Views held by tape and disk users are sometimes as divergent as those between dog owners and cat lovers. Unlike the often disastrous mix of cats and dogs under one roof, however, the side-by-side deployment of disk and tape in a single data center can be very beneficial.
The topic of whether or not tape and disk should co-habitat has been debated for more than 10 years. The “tape is dead” crowd has been loud and persistent during that period — and rather incorrect. Hence, it’s time to think about a truce in the best interests of customers’ business operations.
Enterprise Systems pointed out in a Tape vs Disk article in early 2009 that using both for purposes best suited to each delivers benefits to an organization that one or the other alone could not. ESG earlier this year highlighted the Top 10 Data Protection Trends for 2010 which included #1, modernizing backup with disk, and #2, integrating archives for cost reduction purposes. This latter point lends itself very well to tape utilization and is particularly true with the advent of Active Archives.
For short term performance and point-in-time backup / recovery, disk is quickly becoming the technology of choice. However, for long-term data retention, tape is difficult to beat from a cost containment perspective. The San Diego Supercomputer Center published a Disk and Tape Storage Cost Model which indicated that long-term, large archival storage was suited to tape over disk by a factor of 3 to 1 in terms of lifetime cost.

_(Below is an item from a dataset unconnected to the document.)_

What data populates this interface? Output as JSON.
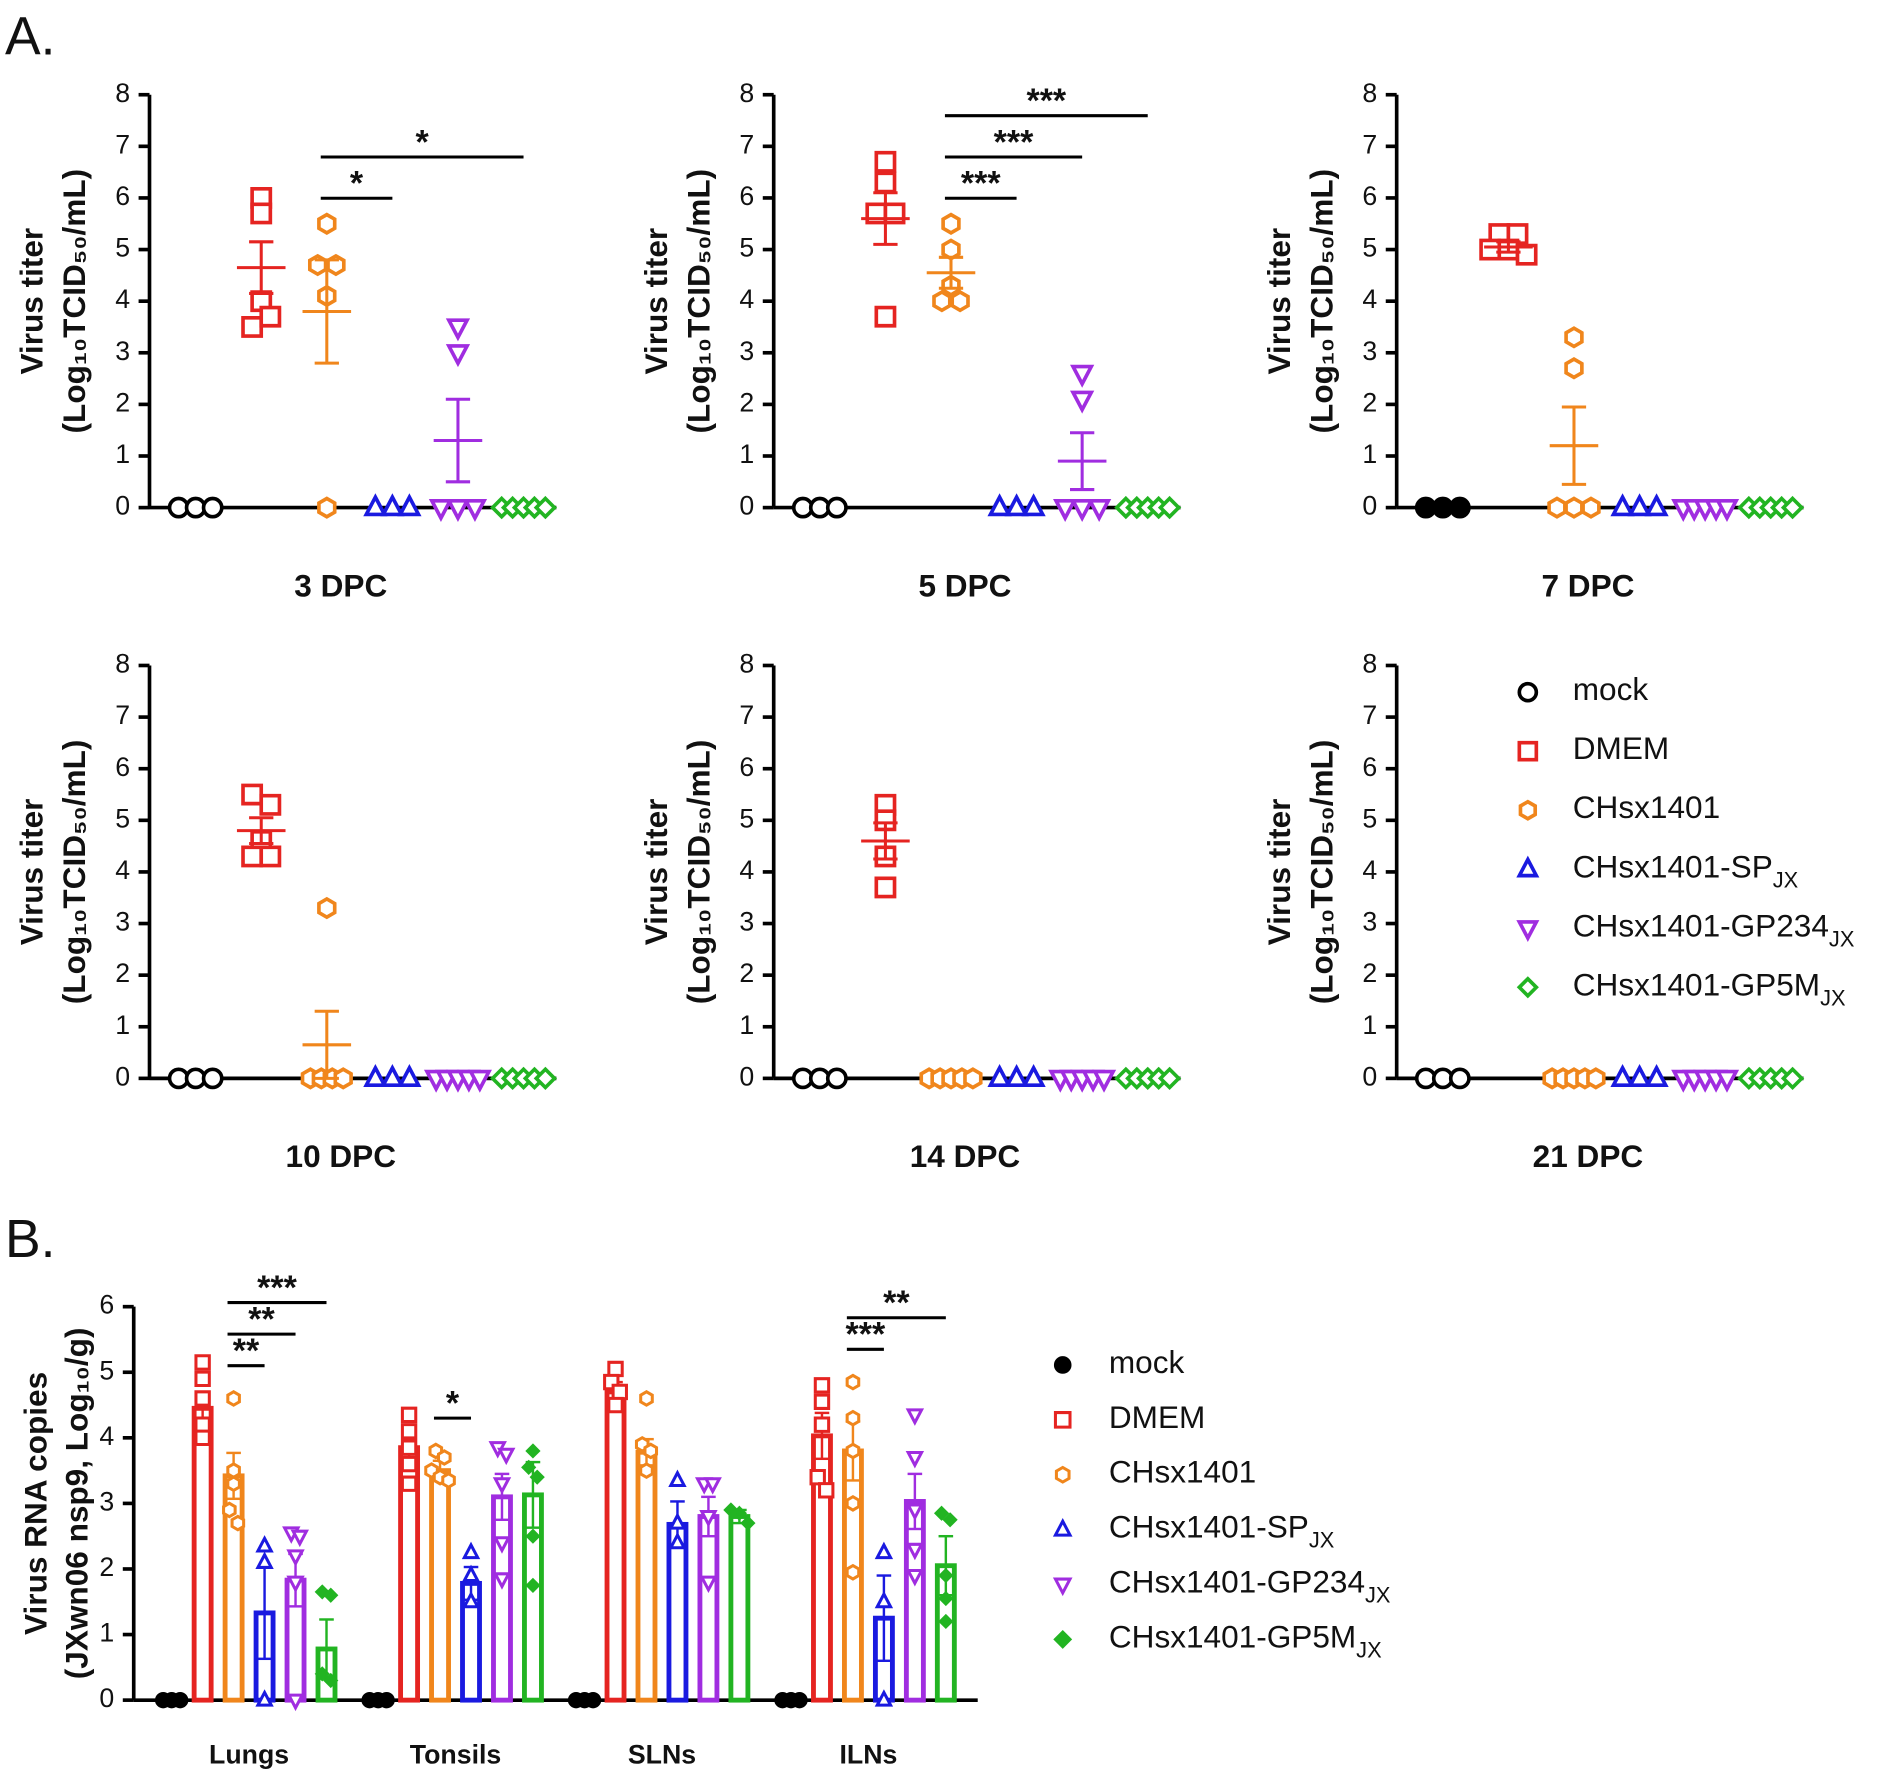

Given this cost advantage over time and the vast quantity of regulatory retention requirements promulgated across many industries, the need for cost-effective, easily managed, long-term tape storage (active archive), is becoming nearly as important as the continuous data protection practices (backup or business continuance) now being met with disk. For instance, the following industry segments and retention periods lend themselves to the practical, intelligent use of tape for long-term storage:
- Adult medical records – 8 years (HIPAA)
- Biological products manufacturing – 5 years (21 CFR Part 11)
- Financial services business documents – 7 years (SEC 17a-4)
- Audit correspondence of publicly traded companies – 4 years after audit (Sarbanes-Oxley)
- Public utilities general accounting ledgers – 10 years (FERC Part 125)
- Federal government individual employee payroll – 20+ years (General Record Retention Schedule)
- Corporate summaries of employee benefit or pension plans – 6 years (Title 20 U.S. Code)
While this list is not exhaustive by any stretch, it does reflect the fact that many organizations, whether they recognize it or not, have requirements to keep data on hand for extended periods of time. Due to these mandates, the cost / benefit advantages of tape are significant. Coupled with an intelligent, extensible file-based archive application like any of those from FileTek, QStar, or Atempo and the inclusion of tape in customer environments becomes a readily implemented solution helping address on-going operations and risk management issues over time.
A well-constructed storage infrastructure would be remiss in excluding either tape or disk from the mix. Without quick and easy backups, business continuance may be in jeopardy. Lacking the ability to readily search and retrieve data from deep, inexpensive storage can have disastrous risk mitigation issues from a legal or regulatory perspective. In either case, the business suffers. Therefore, long live tape and disk together as they address their respective issues in keeping customers whole.